Joachim Breitner

Quickest path to a local apt repository

Published 2015-08-22 in sections English, Debian.

As I’m writing this, DebConf 15 is coming to an end. I spend most of my time improving the situation of the Haskell Packages in Debian, by improving the tooling and upgrading our packages to match Stackage 3.0 and build against GHC 7.10. But that is mostly of special interest (see this mail for a partial summary), so I’d like to use this post to advertise a very small and simple package I just uploaded to Debian:

During one of the discussion here I noticed that it is rather tricky to make a locally built package available to apt-get. The latest version in unstable allows one to install a debian package simply by running apt-get install on it, but in some cases, e.g. when you want a convenient way to list all packages that you made available for local use, this is insufficient.

So the usual approach is to create a local apt repository with your packages.
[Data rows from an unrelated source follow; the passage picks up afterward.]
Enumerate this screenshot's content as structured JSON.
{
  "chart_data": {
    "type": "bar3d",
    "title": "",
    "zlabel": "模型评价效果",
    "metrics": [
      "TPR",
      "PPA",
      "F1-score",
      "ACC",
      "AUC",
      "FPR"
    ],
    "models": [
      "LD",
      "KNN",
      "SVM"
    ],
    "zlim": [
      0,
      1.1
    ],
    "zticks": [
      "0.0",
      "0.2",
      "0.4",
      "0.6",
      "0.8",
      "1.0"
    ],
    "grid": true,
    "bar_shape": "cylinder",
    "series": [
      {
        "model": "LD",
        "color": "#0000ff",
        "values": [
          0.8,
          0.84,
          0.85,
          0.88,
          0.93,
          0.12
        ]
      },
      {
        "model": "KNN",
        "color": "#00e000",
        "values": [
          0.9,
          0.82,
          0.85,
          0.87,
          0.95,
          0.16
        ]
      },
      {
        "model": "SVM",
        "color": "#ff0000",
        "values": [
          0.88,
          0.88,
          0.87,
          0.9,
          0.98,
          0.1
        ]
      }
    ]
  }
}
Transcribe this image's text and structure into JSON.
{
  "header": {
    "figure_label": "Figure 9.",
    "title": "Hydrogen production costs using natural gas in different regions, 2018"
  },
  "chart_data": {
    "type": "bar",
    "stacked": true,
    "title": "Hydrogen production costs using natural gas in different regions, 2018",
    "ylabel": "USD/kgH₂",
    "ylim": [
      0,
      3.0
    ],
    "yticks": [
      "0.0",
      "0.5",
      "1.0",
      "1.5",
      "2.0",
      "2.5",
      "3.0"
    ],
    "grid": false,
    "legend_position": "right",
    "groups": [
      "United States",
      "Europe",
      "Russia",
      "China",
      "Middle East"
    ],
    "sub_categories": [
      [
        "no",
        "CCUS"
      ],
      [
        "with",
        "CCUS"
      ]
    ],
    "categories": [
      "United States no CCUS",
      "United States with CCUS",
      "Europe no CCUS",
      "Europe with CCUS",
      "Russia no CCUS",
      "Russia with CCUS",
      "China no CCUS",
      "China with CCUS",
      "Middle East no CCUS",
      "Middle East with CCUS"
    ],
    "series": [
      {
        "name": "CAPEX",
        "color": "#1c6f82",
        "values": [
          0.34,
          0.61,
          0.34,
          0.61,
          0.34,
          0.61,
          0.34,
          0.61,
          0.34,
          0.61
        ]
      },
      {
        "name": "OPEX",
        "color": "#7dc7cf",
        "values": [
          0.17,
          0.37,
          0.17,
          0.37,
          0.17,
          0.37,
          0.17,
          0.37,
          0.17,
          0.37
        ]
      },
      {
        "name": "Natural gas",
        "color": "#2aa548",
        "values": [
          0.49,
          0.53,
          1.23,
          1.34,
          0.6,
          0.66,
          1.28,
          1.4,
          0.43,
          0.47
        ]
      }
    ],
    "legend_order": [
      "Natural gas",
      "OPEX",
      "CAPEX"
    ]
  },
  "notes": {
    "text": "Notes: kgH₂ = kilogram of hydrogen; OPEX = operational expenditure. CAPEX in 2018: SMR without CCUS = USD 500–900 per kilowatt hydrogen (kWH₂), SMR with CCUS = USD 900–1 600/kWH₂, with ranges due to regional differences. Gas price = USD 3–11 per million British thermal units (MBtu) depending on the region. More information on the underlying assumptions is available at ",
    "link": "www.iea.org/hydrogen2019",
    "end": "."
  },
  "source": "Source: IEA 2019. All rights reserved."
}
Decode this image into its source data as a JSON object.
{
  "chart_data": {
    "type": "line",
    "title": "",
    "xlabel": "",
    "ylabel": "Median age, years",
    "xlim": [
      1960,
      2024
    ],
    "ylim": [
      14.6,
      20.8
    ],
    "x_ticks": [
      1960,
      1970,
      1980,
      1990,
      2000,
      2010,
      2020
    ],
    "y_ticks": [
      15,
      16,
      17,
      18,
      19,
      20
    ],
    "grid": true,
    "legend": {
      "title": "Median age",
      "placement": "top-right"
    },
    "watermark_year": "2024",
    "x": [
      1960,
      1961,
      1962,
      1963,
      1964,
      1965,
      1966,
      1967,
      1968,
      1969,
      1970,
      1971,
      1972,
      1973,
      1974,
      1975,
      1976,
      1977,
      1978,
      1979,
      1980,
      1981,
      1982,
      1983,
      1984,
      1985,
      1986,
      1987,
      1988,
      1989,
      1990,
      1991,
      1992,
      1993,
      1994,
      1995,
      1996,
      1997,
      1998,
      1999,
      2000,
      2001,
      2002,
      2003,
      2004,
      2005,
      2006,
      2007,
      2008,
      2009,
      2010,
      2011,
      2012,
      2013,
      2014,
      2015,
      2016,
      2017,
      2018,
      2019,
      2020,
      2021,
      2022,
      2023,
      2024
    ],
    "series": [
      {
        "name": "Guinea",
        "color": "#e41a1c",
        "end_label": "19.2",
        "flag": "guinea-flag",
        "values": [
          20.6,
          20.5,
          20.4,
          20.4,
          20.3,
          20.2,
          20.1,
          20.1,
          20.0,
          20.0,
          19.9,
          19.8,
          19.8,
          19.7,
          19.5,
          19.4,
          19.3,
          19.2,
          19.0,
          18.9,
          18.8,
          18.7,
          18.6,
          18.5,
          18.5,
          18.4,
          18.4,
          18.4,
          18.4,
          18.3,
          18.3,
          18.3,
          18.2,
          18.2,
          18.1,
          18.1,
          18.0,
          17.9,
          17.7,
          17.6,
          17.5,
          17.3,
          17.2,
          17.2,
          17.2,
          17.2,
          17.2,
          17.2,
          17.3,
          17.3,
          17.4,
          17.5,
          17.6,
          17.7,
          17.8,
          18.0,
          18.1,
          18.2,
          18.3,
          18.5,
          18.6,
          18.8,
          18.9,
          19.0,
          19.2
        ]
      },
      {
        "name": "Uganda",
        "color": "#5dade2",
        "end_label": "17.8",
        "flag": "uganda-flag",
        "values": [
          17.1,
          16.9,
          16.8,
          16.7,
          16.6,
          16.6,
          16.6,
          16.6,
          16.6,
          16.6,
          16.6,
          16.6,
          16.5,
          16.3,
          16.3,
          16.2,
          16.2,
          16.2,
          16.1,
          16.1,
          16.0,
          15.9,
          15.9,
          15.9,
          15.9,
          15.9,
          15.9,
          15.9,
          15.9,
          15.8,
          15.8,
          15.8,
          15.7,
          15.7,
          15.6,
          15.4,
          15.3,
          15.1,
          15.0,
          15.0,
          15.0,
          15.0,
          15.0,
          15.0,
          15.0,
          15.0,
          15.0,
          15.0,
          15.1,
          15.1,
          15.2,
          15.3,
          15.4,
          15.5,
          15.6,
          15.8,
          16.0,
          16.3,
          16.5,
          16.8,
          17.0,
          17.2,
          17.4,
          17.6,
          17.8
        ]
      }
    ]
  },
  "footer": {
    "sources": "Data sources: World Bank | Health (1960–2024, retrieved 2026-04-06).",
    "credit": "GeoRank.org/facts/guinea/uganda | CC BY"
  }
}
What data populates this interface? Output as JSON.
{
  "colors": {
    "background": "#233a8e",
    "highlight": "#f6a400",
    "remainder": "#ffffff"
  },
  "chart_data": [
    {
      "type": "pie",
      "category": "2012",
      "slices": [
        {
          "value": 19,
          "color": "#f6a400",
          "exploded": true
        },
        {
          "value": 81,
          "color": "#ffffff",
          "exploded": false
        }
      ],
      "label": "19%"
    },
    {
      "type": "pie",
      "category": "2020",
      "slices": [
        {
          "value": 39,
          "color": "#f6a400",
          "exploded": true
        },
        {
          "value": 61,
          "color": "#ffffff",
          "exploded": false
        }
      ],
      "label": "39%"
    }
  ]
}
Which is non-trivial: You can use dpkg-scanpackage, apt-ftparchive or reprepro. You need to create the directories, run the commands, add the repository to your local sources. You need to worry about signing it or setting the right options to make apt-get accept it without signing.

It is precisely this work that my new package local-apt-repository automates for you: Once it is installed, you simply drop the .deb file into /srv/local-apt-repository/ and after the next apt-get update the package can be installed like any other package from the archive.

I chose to use the advanced features that systemd provides – namely activation upon path changes – so works best with systemd as the init system.

If you want to contribute, or test it before it passes the NEW queue, check out the git repository.

Comments

JFYI, there was a perl program called “debpool” which recreated the structure of a simple debian repository starting from (signed) packages put in an “incoming” directory.

I used it with success years ago but then it was dropped for Debian.

I don’t know what its status is these days but here is some info about it: https://wiki.debian.org/debpool

#1 Antonio Ospite am 2015-08-22

Don’t forget apt in experimental will happily take a path to a .deb file and resolve the dependencies without the ugly dpkg -i / apt-get install -f dance. This removes at least some (albeit basic) usecases for having one’s own APT repository.

#2 Chris Lamb am 2015-08-23

quite right. The small advantage that my package provides over this is

  • the ability to have dependencies available and have apt-get pull them in only if needed (e.g. in conjunction with mk-build-deps) and
  • the ability to review the list packages in the local repository.